Acho que é possível fazer um bom plano anticíclico que pode consumir recursos da execução orçamentária de 2020 e não penetrar na de 2021.

Olhando as medidas tomadas em 2008/2009, qual foi o grande erro do Brasil? Não foi fazer um plano anticíclico. Na hora em que fez, cuidando do crédito, do consumo, acertou. Errou quando não saiu.

Os EUA protegeram montadoras de automóvel, o que passa do ponto. A Inglaterra protegeu seu sistema bancário. Mas eles foram hábeis de entrar, dar um gás para a economia respirar e tirar o time, deixar a economia fluir.

O sr. acha que pressões políticas e financeiras podem se avolumar?
Precisa ter um perfil no governo central para o enfrentamento dessa crise.

Quando você olha a Segunda Guerra, você vê a figura do [primeiro-ministro Winston] Churchill. Está faltando essa figura para conversar com o Legislativo, com o Judiciário, com a sociedade. Para a gente, ao mesmo tempo, fechar a porta para uma fragilidade humana, que é tentar fazer de uma crise grave como esta oportunidade para tirar proveito.

Quem corrige isso é uma liderança responsável, com credibilidade. Ainda não engatamos a marcha que precisamos engatar.

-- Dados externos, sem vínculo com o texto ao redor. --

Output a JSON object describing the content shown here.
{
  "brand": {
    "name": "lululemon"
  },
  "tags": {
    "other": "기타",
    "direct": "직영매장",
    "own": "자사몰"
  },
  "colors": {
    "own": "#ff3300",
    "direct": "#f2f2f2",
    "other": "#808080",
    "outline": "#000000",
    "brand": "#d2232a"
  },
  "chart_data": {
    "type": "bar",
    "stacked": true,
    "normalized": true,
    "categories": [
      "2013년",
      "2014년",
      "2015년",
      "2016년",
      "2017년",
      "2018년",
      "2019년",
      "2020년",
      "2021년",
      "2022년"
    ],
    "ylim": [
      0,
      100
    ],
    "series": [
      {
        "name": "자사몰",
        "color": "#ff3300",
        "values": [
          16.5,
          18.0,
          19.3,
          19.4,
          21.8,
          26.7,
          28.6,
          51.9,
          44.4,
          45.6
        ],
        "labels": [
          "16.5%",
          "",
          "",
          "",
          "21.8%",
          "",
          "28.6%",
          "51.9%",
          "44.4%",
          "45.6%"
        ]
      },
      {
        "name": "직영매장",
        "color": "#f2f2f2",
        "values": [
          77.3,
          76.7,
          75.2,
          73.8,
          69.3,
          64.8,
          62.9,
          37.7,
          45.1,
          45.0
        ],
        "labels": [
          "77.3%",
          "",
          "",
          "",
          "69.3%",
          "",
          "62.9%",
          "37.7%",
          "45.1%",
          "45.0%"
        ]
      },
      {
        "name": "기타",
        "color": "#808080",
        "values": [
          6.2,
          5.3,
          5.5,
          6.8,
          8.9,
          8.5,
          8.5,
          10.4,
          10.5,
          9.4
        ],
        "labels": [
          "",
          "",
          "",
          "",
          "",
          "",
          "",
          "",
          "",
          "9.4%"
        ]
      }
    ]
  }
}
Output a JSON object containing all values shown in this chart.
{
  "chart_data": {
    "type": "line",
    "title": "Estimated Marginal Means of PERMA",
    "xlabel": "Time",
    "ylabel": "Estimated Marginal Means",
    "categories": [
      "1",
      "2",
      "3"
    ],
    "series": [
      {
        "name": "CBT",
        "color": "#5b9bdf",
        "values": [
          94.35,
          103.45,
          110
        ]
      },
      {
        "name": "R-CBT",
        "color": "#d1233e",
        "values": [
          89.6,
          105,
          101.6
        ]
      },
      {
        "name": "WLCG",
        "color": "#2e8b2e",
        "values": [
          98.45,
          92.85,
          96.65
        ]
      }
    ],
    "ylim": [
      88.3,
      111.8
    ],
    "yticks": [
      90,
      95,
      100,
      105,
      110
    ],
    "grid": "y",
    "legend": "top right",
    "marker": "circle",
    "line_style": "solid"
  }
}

Nesta hora, briga política é uma coisa que beira o absurdo. O que precisamos agora é de união nacional.

O sr. foi governador. O que acha dessa articulação deles à revelia do presidente?
Não tem problema articulação de prefeitos e governadores. Mas tem que articular com o governo federal. Temos uma certeza de que vai piorar muito, para depois melhorar. Como vai sair da crise? A economia brasileira já não estava bem. Cresceu 1,1% no ano passado, um crescimento medíocre. Investimento de 15% do PIB, baixíssimo. Investimento público desapareceu.

Como o sr. viu as medidas de estímulo anunciadas até agora?
São medidas boas. A sociedade não está conseguindo acompanhar o debate e a tramitação delas. Há um problema de comunicação. O pacote tem elementos positivos. Poderão ser complementados por outras medidas, tendo alguns cuidados. Lembrar de onde está vindo esse dinheiro e que essa alocação tem de ser feita com zelo, justiça e por um tempo determinado.

O sr. acha que a crise, quando passar, pode dar impulso às reformas econômicas?
Toda crise carrega três coisas: aprendizado, oportunidades e a ideia de que tem fim, não é eterna. Cria oportunidades para fazermos a discussão sobre o país que queremos, mas não agora. A crise explicita de forma dramática nossas contradições, a desigualdade, a baixíssima mobilidade social.

De que forma a demora do presidente em reconhecer que há uma crise impactam no seu combate?
Está claro que perdemos tempo. Mas não devemos ficar parados, e muito menos transformar esse episódio em luta política. Precisamos de uma liderança. Se eu pudesse clamar por uma coisa, é baixar a bola.